Nuclear facilities around the world face a growing risk of being hit with a "serious cyber attack," due in part to increasing reliance on digital systems, the use of commercial "off-the-shelf" software and a lack of awareness of the risks among top executives, according to a new report from the British think tank Chatham House.
"The cyber security risk is growing as nuclear facilities become increasingly reliant on digital systems and make increasing use of commercial 'off-the-shelf' software, which offers considerable cost savings but increases vulnerability to hacking attacks," reads the report.
The report was written after conducting 18 months of research in which Chatham House interviewed 30 senior nuclear officials at plants and in the government in the United States, United Kingdom, Canada, France, Germany, Ukraine and Japan, according to the BBC.
Nuclear plants have good safety and physical security, especially since Sept. 11, 2001, the report said, but when it comes to cyber security, many still lag far behind security standards.
"The trend to digitization, when combined with a lack of executive-level awareness of the risks involved, also means that nuclear plant personnel may not realize the full extent of this cyber vulnerability and are thus inadequately prepared to deal with potential attacks," the report said.
Carolina Baylon, the report's author, said there was often a "culture of denial" at nuclear plants. Many officials and engineers believe that, since their systems were not connected to the Internet, it would be very difficult for hackers to compromise them, according to the Financial Times.
"There is a pervading myth that nuclear facilities are 'air gapped' — or completely isolated from the public Internet — and that this protects them from cyber attack," wrote Baylon. "Yet not only can air gaps be breached with nothing more than a flash drive (as in the case of Stuxnet), but the commercial benefits of Internet connectivity mean that nuclear facilities may now have virtual private networks and other connections installed, sometimes undocumented or forgotten by contractors and other legitimate third-party operators."

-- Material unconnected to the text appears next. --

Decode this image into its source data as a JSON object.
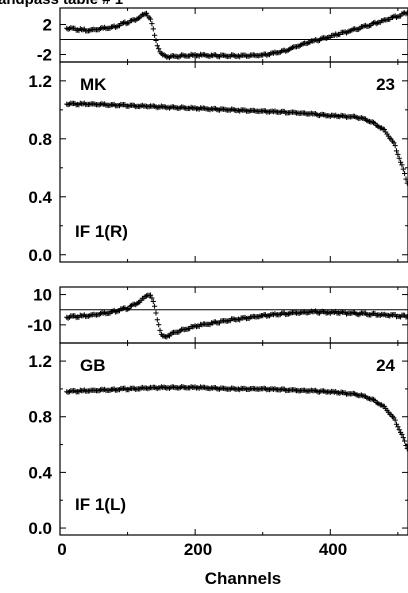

Some officials interviewed for the report said they still use default passwords like "1234" for the computer systems that regulate nuclear processes.
Companies are also increasingly adding digital "backdoors" into facilities to allow for monitoring of systems, and engineers and contractors often bring their own computers into the nuclear plants, sometimes leaving them plugged into the system overnight.
For cost efficiency reasons, vendors are likely to use sub-components that are produced in other countries, making it possible for foreign intelligence agencies to intercept the item in transit and install backdoors or malware, the report said.
Baylong said that such risks are of particular concern due to the possibility that an attack could release ionizing radiation. "Moreover, even a small-scale cyber security incident at a nuclear facility would be likely to have a disproportionate effect on public opinion and the future of the civil nuclear industry."
"It would be extremely difficult to cause a meltdown at a plant or compromise one but it would be possible for a state actor to do, certainly," said Baylon. "The point is that risk is probability times consequence. And even though the probability might be low, the consequence of a cyber incident at a nuclear plant is extremely high."